The speech, I think, was well-delivered and totally stunk on ice. Beyond its defensiveness (did he have to tell cadets at West Point that the previous guy was a disaster as Commander in Chief? All true, but sort of besides the point), it is the sort of half-a-loaf to every interest group that is muddled at its very core.
And as commander in chief, I have determined that it is in our vital national interest to send an additional 30,000 U.S. troops to Afghanistan. After 18 months, our troops will begin to come home. These are the resources that we need to seize the initiative, while building the Afghan capacity that can allow for a responsible transition of our forces out of Afghanistan.
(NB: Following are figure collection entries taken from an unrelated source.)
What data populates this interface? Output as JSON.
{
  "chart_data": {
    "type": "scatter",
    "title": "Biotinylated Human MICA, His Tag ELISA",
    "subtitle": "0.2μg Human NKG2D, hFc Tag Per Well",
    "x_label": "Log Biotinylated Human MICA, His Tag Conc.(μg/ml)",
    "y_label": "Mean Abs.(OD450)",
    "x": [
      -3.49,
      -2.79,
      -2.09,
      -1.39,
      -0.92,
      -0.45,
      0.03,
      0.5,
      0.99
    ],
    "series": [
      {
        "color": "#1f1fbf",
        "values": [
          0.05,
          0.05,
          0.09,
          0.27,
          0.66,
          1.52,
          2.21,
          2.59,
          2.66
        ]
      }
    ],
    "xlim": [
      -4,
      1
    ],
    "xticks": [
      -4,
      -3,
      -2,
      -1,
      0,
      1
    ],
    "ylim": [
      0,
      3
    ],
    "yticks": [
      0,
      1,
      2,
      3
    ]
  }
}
What does this even mean? If I were one of those 30,000 troops, I'd be pretty distraught right about now. And I'd be looking at every means possible to keep my head low until those magical 18 months are up and I know I'm gonna get demobbed back home. Why 30,000 rather than the 40,000 his guy in Afghanistan asked for?
Then there's this:
I make this decision because I am convinced that our security is at stake in Afghanistan and Pakistan. This is the epicenter of the violent extremism practiced by al-Qaida.
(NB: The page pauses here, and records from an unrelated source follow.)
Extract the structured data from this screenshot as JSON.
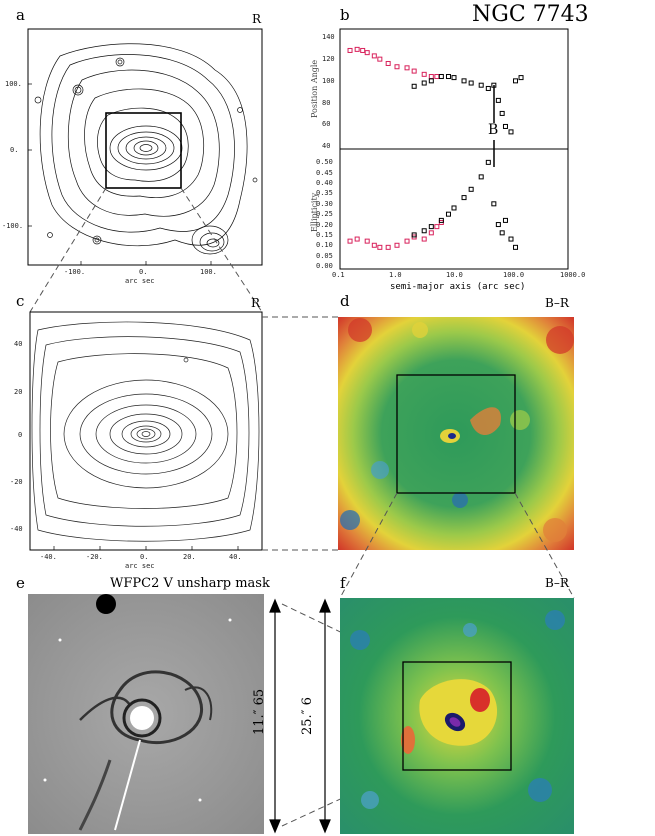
{
  "figure_title": "NGC 7743",
  "panels": {
    "a": {
      "label": "a",
      "band": "R",
      "xlabel": "arc sec",
      "xticks": [
        "-100.",
        "0.",
        "100."
      ],
      "yticks": [
        "100.",
        "0.",
        "-100."
      ]
    },
    "b": {
      "label": "b",
      "xlabel": "semi-major axis (arc sec)",
      "pa_ylabel": "Position Angle",
      "ell_ylabel": "Ellipticity",
      "pa_yticks": [
        "140",
        "120",
        "100",
        "80",
        "60",
        "40"
      ],
      "ell_yticks": [
        "0.50",
        "0.45",
        "0.40",
        "0.35",
        "0.30",
        "0.25",
        "0.20",
        "0.15",
        "0.10",
        "0.05",
        "0.00"
      ],
      "xticks": [
        "0.1",
        "1.0",
        "10.0",
        "100.0",
        "1000.0"
      ],
      "marker": "B"
    },
    "c": {
      "label": "c",
      "band": "R",
      "xlabel": "arc sec",
      "xticks": [
        "-40.",
        "-20.",
        "0.",
        "20.",
        "40."
      ],
      "yticks": [
        "40",
        "20",
        "0",
        "-20",
        "-40"
      ]
    },
    "d": {
      "label": "d",
      "band": "B–R"
    },
    "e": {
      "label": "e",
      "title": "WFPC2 V unsharp mask",
      "scale": "11.″ 65"
    },
    "f": {
      "label": "f",
      "band": "B–R",
      "scale": "25.″ 6"
    }
  },
  "chart_data": [
    {
      "type": "scatter",
      "title": "",
      "xlabel": "semi-major axis (arc sec)",
      "ylabel": "Position Angle",
      "xscale": "log",
      "xlim": [
        0.1,
        1000
      ],
      "ylim": [
        40,
        145
      ],
      "series": [
        {
          "color": "#d8205a",
          "x": [
            0.15,
            0.2,
            0.25,
            0.3,
            0.4,
            0.5,
            0.7,
            1.0,
            1.5,
            2.0,
            3.0,
            4.0,
            5.0
          ],
          "y": [
            128,
            129,
            128,
            126,
            123,
            120,
            116,
            113,
            112,
            109,
            106,
            104,
            104
          ]
        },
        {
          "color": "#000000",
          "x": [
            2.0,
            3.0,
            4.0,
            6.0,
            8.0,
            10,
            15,
            20,
            30,
            40,
            50,
            60,
            70,
            80,
            100,
            120,
            150
          ],
          "y": [
            95,
            98,
            100,
            104,
            104,
            103,
            100,
            98,
            96,
            93,
            96,
            82,
            70,
            58,
            53,
            100,
            103
          ]
        }
      ]
    },
    {
      "type": "scatter",
      "title": "",
      "xlabel": "semi-major axis (arc sec)",
      "ylabel": "Ellipticity",
      "xscale": "log",
      "xlim": [
        0.1,
        1000
      ],
      "ylim": [
        0,
        0.55
      ],
      "series": [
        {
          "color": "#d8205a",
          "x": [
            0.15,
            0.2,
            0.3,
            0.4,
            0.5,
            0.7,
            1.0,
            1.5,
            2.0,
            3.0,
            4.0,
            5.0,
            6.0
          ],
          "y": [
            0.12,
            0.13,
            0.12,
            0.1,
            0.09,
            0.09,
            0.1,
            0.12,
            0.14,
            0.13,
            0.16,
            0.19,
            0.21
          ]
        },
        {
          "color": "#000000",
          "x": [
            2.0,
            3.0,
            4.0,
            6.0,
            8.0,
            10,
            15,
            20,
            30,
            40,
            50,
            60,
            70,
            80,
            100,
            120
          ],
          "y": [
            0.15,
            0.17,
            0.19,
            0.22,
            0.25,
            0.28,
            0.33,
            0.37,
            0.43,
            0.5,
            0.3,
            0.2,
            0.16,
            0.22,
            0.13,
            0.09
          ]
        }
      ]
    }
  ]
}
It's vital to our security but I can gaze into my (Mc) crystal ball and know that I'm yanking these guys out in 18 months, with the clock starting in 2010 (another strange moment of defensiveness: "Let me be clear: There has never been an option before me that called for troop deployments before 2010"). Later in the speech, he condensed these points even more tightly:
What's at stake is not simply a test of NATO's credibility — what's at stake is the security of our Allies and the common security of the world.
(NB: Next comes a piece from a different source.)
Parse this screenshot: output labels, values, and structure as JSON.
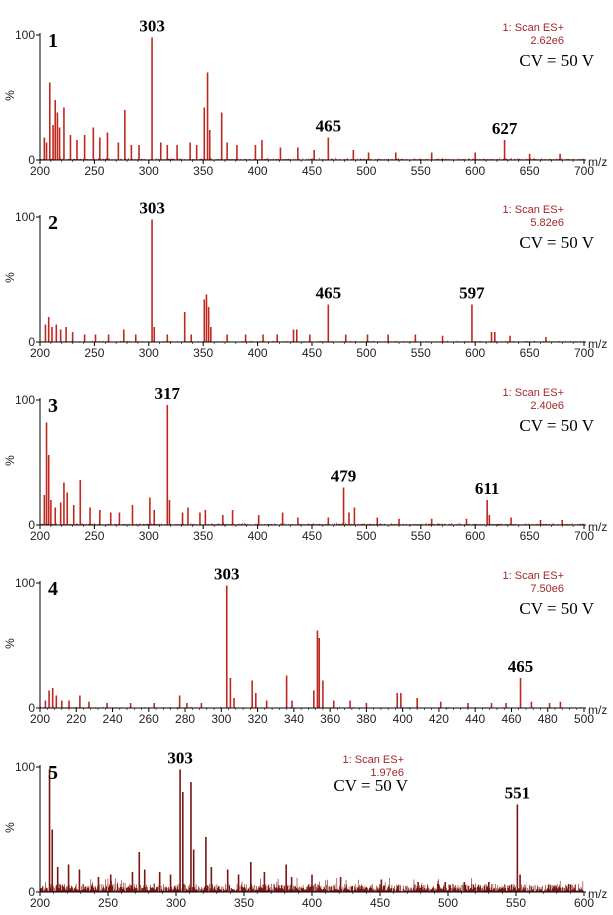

Taken together, these additional American and international troops will allow us to accelerate handing over responsibility to Afghan forces and allow us to begin the transfer of our forces out of Afghanistan in July of 2011.
Announcing troop increases designed to protect the world and when they will come home strikes me as bad strategy, regardless of how you feel about the war in Afghanistan.
While I think the 2003 invasion and subsequent occupation of Iraq was never warranted, I think the invasion of Afghanistan was a legitimate use of American military power. The country was on the hunt for the people behind the 9/11 attacks and the Taliban government was clearly working hand in glove with them. When the trail went cold, the reason for us being in Afghanistan became far less clear. Are we nation or region building there? And if so, don't the myriad objections that Democrats and Republicans alike used to throw up in opposition to such efforts apply? If it's all about gutting al Qaeda and de-surging the resurgent Taliban, then what's with the timetable for exit?
At least since the end of the Cold War, U.S. foreign policy has been an ad hoc after-thought without a controlling idea or a national consensus. President Obama's speech last night exemplifies the lack of clarity that characterizes the past two decades' worth of fogginess. And offers up at least 30,000 reasons not to be impressed.